A recent article in the New York Times highlighted some of the reasons I fell in love with writing. The author teaches nonfiction writing to graduates and undergraduates at several prestigious universities. Each year she fears she’ll be out of a job because the incoming crop of students will already know how to write. Each year they don’t.

She laments the fact that the study of the humanities is in decline, particularly the English major. From personal experience I can recall many moments where family and friends would mock others who were getting an English degree. “What are they doing to do with that?” is a common refrain.

Our society, and the students it produces, places a heavy demand on learning immediately applicable skills. Studying the Humanities doesn’t provide that, at least not in an obvious way. What can you do with a great knowledge of Humanity’s writers, musicians, painters, artists, and thinkers? It’s not empirical like the natural sciences and it rarely generates new business ideas. It seems like a privileged way to spend one’s time that doesn’t have an immediately apparent contribution to society.

The author of this article, however, flips the concept of the humanities. She says that when students are older and have more life experience, they come to the humanities with a new verve and desire to learn. They want to know how to write better. Writing with “clear, direct, and humane” language is a skill that comes through the study of the humanities and it’s one that fewer people have.
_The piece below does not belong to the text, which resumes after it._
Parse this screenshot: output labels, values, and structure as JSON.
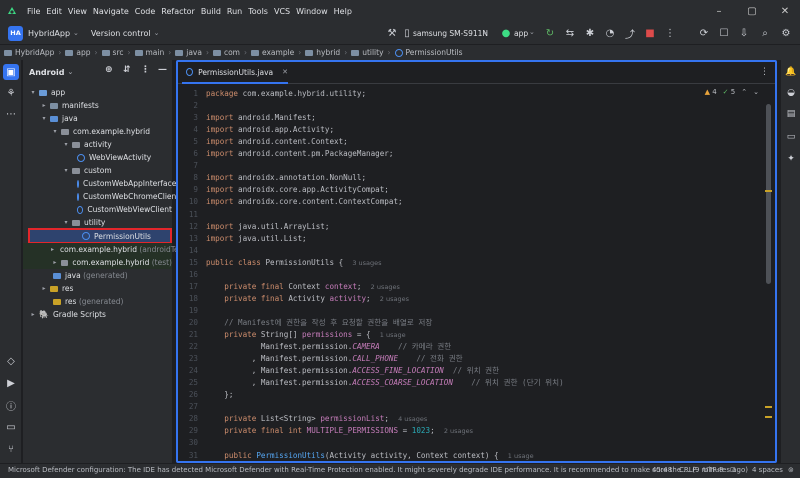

Almost any college student can write. They have some command of the english language. But their application of it is clumsy.  Every page is filled with jargon and unnecessary words. Students are attempting to reach a word or page count, not a specific clarity of thought. A 500 word essay is stretched until it’s nearly over 10 pages. They learn how to meet an arbitrary requirement, not how to communicate their ideas better. It’s repetitive and useless. (I hope you notice how I extended a very simple thought into an entire paragraph. An example of this kind of writing.)

I fell in love with writing primarily because I enjoyed the act of creating. Writing was a direct transmission of my ideas and thoughts onto a page where other people could read and ponder them. I was creating material for my favorite hobby: reading. I fell in love with immediacy of writing and the realization that it could be a lifelong gift. The books and authors I read and and admired have inspired me to learn how to become a better writer, an endeavor for which death is the only end.

Like the college students I mentioned, I wrote during my school years for many the same reasons. Writing was a requirement and a byproduct of the classes I was taking. It was a necessary evil to earn my degree. I was aware only of its utility, not of its humanity. I’ve always enjoyed reading but I never made the connection between my writing and my reading.

That changed last year. I got a taste of how the writings of the dead and all the writings of the living are connected. I was now on the “open deck of a ship moving along the endless coastline of human experience”. I saw the greats as I passed along the shore and I wanted to contribute something to that coastline, even if it was small and barely noticed.

My family doesn’t write. Aside from a thesis, I’ve never been handed a book and been told your mother, father, grandmother, grandfather, or anybody wrote this. And that, to me, is sad. Writing is truly one of the few ways we have of communicating with the dead. It’s a direct link to what was happening in their mind at the time. I wish the great-grandparents I barely knew had written something to pass on. That wish inspires me to write.

I’m enamored with the idea that my future progeny will be given a book and told “your Dad / Grandpa / Great-Grandpa wrote this. These are his ideas. These are his suggestions for living a good life. These are the stories he told.”

It will be a way for me to talk with them when my body and consciousness are no longer around. It’s one of the few ways our true inner being can exist beyond the grave. And it’s a damn good way to do it too.